Spatial data – a record of physical or virtual data – is important to a variety of industries, yet a gap remains between collecting the raw data and gaining AI insights from it.
I recently had the opportunity to speak with Damian Wylie, the head of products at spatial ETL, analytics and GeoAI company Wherobots, about the challenges of working with spatial data. This conversation has been edited for length and clarity.
Q: What was the problem you saw with gleaning AI insights from spatial data?
A: Let’s first start with what spatial data is, and then we can drill into some of the problems. So spatial data is a record of places, objects or activities, say, in a virtual or physical space. A virtual space could be something like a Metaverse or a game or an application. We’re going to spend most of our time today talking about the physical space. The physical space is anything tangible. This could represent things above our atmosphere, in space or in deep outer space, or could also be things on the ground or even below ground. Spatial data can represent trips, routes, land, roads, a road network, parcel data, crops, building data, and so on.
Q: What are some of the kinds of industries that rely on this data?
A: This data is fundamental to a variety of various industries, from mobility, agritech, insurance, energy, telecom, retail, logistics. And what companies want to do with this data is they want to build better products, better services and make better decisions. There are small-scale use cases all the way up to large scale-use cases. So if you’re a company that’s maybe making decisions around where you’re going to place your retail store, that’s an example of a type of organization like, maybe a Starbucks. Or, there are companies trying to figure out where to invest in their next solar panel farm, or a commodities company trying to understand what the value of certain crop types are going to be this year.
Q: So what is the gap that exists between collecting this raw spatial data and being able to gain AI-ready insights from it?
A: The primary challenge that developers generally face when trying to work with this data is, they look around the landscape of options. The tooling out there is not purpose-built for the end application, which requires the developers to have to build workarounds. You look around the ecosystem, you’ll see a number of extensions that are added on to support spatial data. And that’s a lot of complexity that the developers have to undergo. Developers are trying to put this very complex or noisy data into those systems and expecting to get some output out of it, with some amount of performance or even at a cost that’s reasonable. So there’s really some economic challenges that developers or companies face today with respect to putting spatial data to work.
Q: How is Wherobots addressing these challenges?
A: We believe that when someone can take your idea about the physical world and bring it to market and bring it into production, within minutes rather than weeks or months, that’s going to unlock a lot of innovation. There are remote sensing applications that we are working on, and that’s a growing area of interest within the market, because a lot of companies want to put these sensors to work that are assigned to drones and satellites. So you can imagine those satellites and drones are flying around areas of interest, where maybe you’re scanning rivers, for example, and then having the systems and tooling that makes that very economical to use. The market needs lower cost, much more performance and easy-to-use tooling.
Q: How does your platform make that data AI-ready for developers to use.?
A: The computing systems we’re talking about are like databases, big data analytics systems. You’ll see that those systems have evolved to support, but they weren’t inherently built for, spatial data, and so the bottlenecks that exist in those systems will surface through at a higher cost to the customer, while delivering sluggish performance. We’re also working on this full stack, because when someone’s working with the spatial data, they’re not just interfacing with the computing system, they’re working with storage systems, and they’re also working through development interfaces.
Q: How will AI agents improve use of spatial data?

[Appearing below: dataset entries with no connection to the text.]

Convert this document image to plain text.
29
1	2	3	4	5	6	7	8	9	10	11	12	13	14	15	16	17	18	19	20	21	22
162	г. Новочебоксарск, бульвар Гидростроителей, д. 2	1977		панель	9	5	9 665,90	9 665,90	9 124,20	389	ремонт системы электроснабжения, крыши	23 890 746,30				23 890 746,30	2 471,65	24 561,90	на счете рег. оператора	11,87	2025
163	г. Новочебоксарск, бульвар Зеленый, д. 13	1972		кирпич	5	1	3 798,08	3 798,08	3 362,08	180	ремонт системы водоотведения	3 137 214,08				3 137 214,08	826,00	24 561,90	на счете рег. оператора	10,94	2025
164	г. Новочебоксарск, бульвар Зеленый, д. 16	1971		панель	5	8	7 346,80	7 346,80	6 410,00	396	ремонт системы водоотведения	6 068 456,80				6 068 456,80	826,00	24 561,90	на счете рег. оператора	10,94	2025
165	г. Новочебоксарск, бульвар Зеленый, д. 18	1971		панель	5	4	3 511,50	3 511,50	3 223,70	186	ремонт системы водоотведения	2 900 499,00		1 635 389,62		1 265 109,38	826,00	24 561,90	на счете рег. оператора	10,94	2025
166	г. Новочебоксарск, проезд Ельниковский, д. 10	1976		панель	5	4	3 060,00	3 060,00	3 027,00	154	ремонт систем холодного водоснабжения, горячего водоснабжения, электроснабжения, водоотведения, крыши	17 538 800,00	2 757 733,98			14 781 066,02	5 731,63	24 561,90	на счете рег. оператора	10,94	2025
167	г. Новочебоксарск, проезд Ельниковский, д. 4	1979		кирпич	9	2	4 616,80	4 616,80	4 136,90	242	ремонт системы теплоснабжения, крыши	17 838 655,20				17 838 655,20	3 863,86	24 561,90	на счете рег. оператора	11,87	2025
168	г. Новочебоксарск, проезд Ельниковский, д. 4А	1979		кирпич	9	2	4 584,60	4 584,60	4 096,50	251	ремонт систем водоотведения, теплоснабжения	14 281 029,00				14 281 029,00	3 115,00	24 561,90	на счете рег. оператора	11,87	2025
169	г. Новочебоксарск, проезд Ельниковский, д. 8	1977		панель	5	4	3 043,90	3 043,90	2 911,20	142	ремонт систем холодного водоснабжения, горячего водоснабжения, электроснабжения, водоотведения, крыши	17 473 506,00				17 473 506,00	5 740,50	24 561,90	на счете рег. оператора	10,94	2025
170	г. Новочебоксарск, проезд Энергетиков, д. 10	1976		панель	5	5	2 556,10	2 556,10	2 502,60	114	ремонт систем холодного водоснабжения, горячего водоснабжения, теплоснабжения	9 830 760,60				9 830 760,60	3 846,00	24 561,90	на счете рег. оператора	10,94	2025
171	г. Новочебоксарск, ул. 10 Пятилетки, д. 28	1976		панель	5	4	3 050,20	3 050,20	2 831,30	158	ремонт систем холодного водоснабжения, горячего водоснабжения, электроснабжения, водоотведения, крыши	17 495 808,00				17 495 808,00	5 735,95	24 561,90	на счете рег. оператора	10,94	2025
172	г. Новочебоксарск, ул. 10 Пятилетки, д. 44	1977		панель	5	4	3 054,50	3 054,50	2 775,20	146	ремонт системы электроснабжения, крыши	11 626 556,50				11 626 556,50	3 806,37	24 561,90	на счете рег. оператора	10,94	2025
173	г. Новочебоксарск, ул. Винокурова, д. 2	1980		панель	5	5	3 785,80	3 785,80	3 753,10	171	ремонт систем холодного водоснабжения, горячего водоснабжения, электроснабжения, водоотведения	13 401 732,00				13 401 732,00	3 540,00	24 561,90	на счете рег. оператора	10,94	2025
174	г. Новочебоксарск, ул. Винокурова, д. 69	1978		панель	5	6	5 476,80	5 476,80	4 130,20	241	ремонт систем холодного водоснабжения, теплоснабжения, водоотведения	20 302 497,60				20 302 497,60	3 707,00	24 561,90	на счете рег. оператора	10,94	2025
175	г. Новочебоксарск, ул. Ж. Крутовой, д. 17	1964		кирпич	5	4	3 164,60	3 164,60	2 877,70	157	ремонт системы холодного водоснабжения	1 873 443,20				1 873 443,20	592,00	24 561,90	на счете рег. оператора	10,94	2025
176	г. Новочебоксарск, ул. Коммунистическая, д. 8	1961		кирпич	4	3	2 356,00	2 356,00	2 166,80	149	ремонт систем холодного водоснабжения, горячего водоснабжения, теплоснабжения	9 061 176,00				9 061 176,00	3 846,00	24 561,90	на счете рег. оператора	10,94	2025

A: When you look at LLMs today, what they’re trained on is the internet, but the internet is not providing a first-party representation of the physical world. It’s generally inferences, derived from news articles and other data points online. So if you were to ask an LLM, for example, “How fast is this fire spreading,” or, “What’s the area of that fire,” it would go to the web for an answer. We believe it is possible and will be possible, to make AI agents capable of working directly with physical world data to answer a whole new category of questions that people just aren’t using LLMs for.
So, what we see happening is, yes, there’s an explosion of data there, and there are many use cases for that data, but there’s a big gap in the middle between the use cases and the data itself.